Sonic activation of the sodium hypochlorite was performed for one minute in the canal then a final rinse with 17% EDTA to remove smear layer.

Fig. 5

Fine medium gutta percha cone was customised using the perforated ruler and a master Cone fit radiograph was taken (Fig. 5 a)

Obturation was performed using warm vertical compaction technique where System B was used with the Buchanan fine plugger and the temperature was set at 200°C. (Fig. b, c)

Fig. 6

At the 1-month recall, clinical findings showed adequate healing of the sinus region and the patient was asymptomatic.

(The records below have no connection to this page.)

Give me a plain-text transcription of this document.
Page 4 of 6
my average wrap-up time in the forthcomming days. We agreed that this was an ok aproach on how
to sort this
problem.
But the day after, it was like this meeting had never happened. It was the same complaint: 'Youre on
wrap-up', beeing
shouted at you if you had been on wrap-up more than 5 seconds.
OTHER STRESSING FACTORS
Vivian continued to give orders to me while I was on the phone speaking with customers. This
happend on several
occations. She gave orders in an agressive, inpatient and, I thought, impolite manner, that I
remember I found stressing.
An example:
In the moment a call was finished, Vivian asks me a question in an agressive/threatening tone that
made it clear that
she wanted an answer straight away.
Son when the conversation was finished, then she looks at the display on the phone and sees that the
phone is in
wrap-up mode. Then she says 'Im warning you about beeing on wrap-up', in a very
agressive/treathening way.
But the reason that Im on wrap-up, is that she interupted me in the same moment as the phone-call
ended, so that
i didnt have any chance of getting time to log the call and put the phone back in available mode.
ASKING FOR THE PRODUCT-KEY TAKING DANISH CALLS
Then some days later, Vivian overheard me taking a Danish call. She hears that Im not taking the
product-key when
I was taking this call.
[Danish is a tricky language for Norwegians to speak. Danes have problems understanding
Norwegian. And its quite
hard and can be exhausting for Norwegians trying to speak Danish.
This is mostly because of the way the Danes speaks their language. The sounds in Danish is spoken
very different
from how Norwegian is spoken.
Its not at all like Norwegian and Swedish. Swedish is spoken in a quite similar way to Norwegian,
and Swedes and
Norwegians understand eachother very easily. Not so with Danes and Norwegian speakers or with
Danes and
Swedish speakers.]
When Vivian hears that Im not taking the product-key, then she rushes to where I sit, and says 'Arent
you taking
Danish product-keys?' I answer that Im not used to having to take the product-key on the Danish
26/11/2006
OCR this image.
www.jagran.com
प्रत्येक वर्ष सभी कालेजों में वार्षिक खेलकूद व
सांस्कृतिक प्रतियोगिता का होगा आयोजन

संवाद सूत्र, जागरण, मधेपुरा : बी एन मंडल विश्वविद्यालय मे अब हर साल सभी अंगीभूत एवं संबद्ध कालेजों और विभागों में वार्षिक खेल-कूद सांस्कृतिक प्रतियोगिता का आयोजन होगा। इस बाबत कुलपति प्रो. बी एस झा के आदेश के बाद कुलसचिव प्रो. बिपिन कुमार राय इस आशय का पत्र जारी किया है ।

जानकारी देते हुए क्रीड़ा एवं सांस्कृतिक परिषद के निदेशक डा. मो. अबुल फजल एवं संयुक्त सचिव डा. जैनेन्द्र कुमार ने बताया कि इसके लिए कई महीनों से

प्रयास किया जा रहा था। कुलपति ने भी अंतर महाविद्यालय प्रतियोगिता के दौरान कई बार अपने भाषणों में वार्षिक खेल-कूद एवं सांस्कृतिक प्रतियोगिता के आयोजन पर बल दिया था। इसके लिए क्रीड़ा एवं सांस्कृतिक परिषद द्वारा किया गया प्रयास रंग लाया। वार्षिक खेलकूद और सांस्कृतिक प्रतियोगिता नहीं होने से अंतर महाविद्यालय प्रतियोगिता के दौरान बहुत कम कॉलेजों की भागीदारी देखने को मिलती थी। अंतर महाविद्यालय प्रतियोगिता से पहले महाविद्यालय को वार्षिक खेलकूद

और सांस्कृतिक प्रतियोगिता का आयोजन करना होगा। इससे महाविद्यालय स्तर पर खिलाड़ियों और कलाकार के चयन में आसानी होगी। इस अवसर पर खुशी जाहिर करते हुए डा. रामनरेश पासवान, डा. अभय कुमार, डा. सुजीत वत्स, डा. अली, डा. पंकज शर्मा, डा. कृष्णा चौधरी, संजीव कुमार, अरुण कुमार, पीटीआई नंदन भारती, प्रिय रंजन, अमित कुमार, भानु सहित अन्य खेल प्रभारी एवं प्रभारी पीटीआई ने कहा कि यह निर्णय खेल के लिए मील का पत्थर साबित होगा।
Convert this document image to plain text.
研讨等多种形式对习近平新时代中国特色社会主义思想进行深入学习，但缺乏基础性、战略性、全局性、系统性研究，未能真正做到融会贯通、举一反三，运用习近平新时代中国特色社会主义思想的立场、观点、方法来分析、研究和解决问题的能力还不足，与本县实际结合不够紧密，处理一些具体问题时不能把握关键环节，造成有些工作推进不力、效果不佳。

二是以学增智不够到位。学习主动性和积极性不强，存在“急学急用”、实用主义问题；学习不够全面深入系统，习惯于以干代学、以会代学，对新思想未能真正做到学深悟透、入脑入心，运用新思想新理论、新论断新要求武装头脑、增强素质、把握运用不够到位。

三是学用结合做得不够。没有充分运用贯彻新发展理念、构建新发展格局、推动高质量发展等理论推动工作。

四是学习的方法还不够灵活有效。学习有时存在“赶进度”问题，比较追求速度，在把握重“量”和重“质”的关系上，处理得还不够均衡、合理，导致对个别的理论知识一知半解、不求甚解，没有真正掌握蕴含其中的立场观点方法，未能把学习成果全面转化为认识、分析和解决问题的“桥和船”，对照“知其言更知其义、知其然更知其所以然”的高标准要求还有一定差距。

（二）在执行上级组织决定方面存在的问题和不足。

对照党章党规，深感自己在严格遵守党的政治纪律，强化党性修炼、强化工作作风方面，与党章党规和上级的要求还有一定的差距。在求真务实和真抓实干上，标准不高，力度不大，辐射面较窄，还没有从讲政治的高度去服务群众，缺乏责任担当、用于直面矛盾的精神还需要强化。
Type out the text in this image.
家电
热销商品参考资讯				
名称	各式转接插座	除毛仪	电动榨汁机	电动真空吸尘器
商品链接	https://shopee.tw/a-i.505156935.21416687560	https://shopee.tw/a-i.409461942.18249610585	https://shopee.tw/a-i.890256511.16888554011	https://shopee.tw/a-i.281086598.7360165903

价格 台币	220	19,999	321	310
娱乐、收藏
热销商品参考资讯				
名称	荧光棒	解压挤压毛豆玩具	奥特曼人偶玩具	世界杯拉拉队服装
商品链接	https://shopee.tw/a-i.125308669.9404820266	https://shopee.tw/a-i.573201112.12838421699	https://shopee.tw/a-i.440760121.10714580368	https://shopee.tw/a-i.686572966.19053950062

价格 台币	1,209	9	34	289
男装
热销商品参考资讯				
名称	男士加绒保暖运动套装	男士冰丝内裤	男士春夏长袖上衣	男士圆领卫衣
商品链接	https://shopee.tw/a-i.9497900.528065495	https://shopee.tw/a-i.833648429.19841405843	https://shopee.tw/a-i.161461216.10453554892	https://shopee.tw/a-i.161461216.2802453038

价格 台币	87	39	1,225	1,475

The patient is on 3 months interval recall schedule. 

Fig. 7

Dr Shereen Alattar (DDS, MSc) has graduated from Saint Joseph University in Beirut, Lebanon, where she received her Master’s Degrees in the specialisation of Endodontics. She works in a referral-based practice limited to endodontics in Amman, Jordan.

She is a fellow member in Style Italiano Endodontic Group and an active member in the Jordanian Scientific Committee of the Jordanian Dental Association and in the Jordanian endodontic society


Sinus tract tracing is an inexpensive and easily teachable diagnostic tool that deserves a place in any practice. It proves you don’t need to spend thousands of dollars on a CBCT machine or other advanced technology to land an accurate diagnosis. You only need to do what we must all strive to do: invest a little extra time and effort into your patient.

So, the next time you see a sinus tract, don’t make an exception, trace it! You never know when it might save the day.

Moreover, If your referred patient ends up needing a different treatment than expected, I always recommend explaining your process very clearly and relating it back to their primary concern. It’s so important for the patient to understand the long-term implications and effects of different proposed treatments, especially as they relate to the things they care about most.


  1. Torabinejad M, Trope M. Endodontic and periodontal interrelationships in Principles and Practice of Endodontics. E. Walton and M. Torabinejad, Eds., 1996. 
  2. Chapple I, Lumley P. The periodontal-endodontic interface. Dent Update 1999;26:331-4. 
  3. Huumonen S, Suominen AL, Vehkalahti MM. Prevalence of apical periodontitis in root filled teeth: findings from a nationwide survey in Finland. Int Endod J. 2017; 50(3): 229-36
  4. Estrela C, Holland R, de Araujo Estrela CR, Alencar AH, Sousa-Neto MD, Pecora JD. Characterisation of successful root canal treatment. Braz Dent J. 2014; 24(5): 3-11.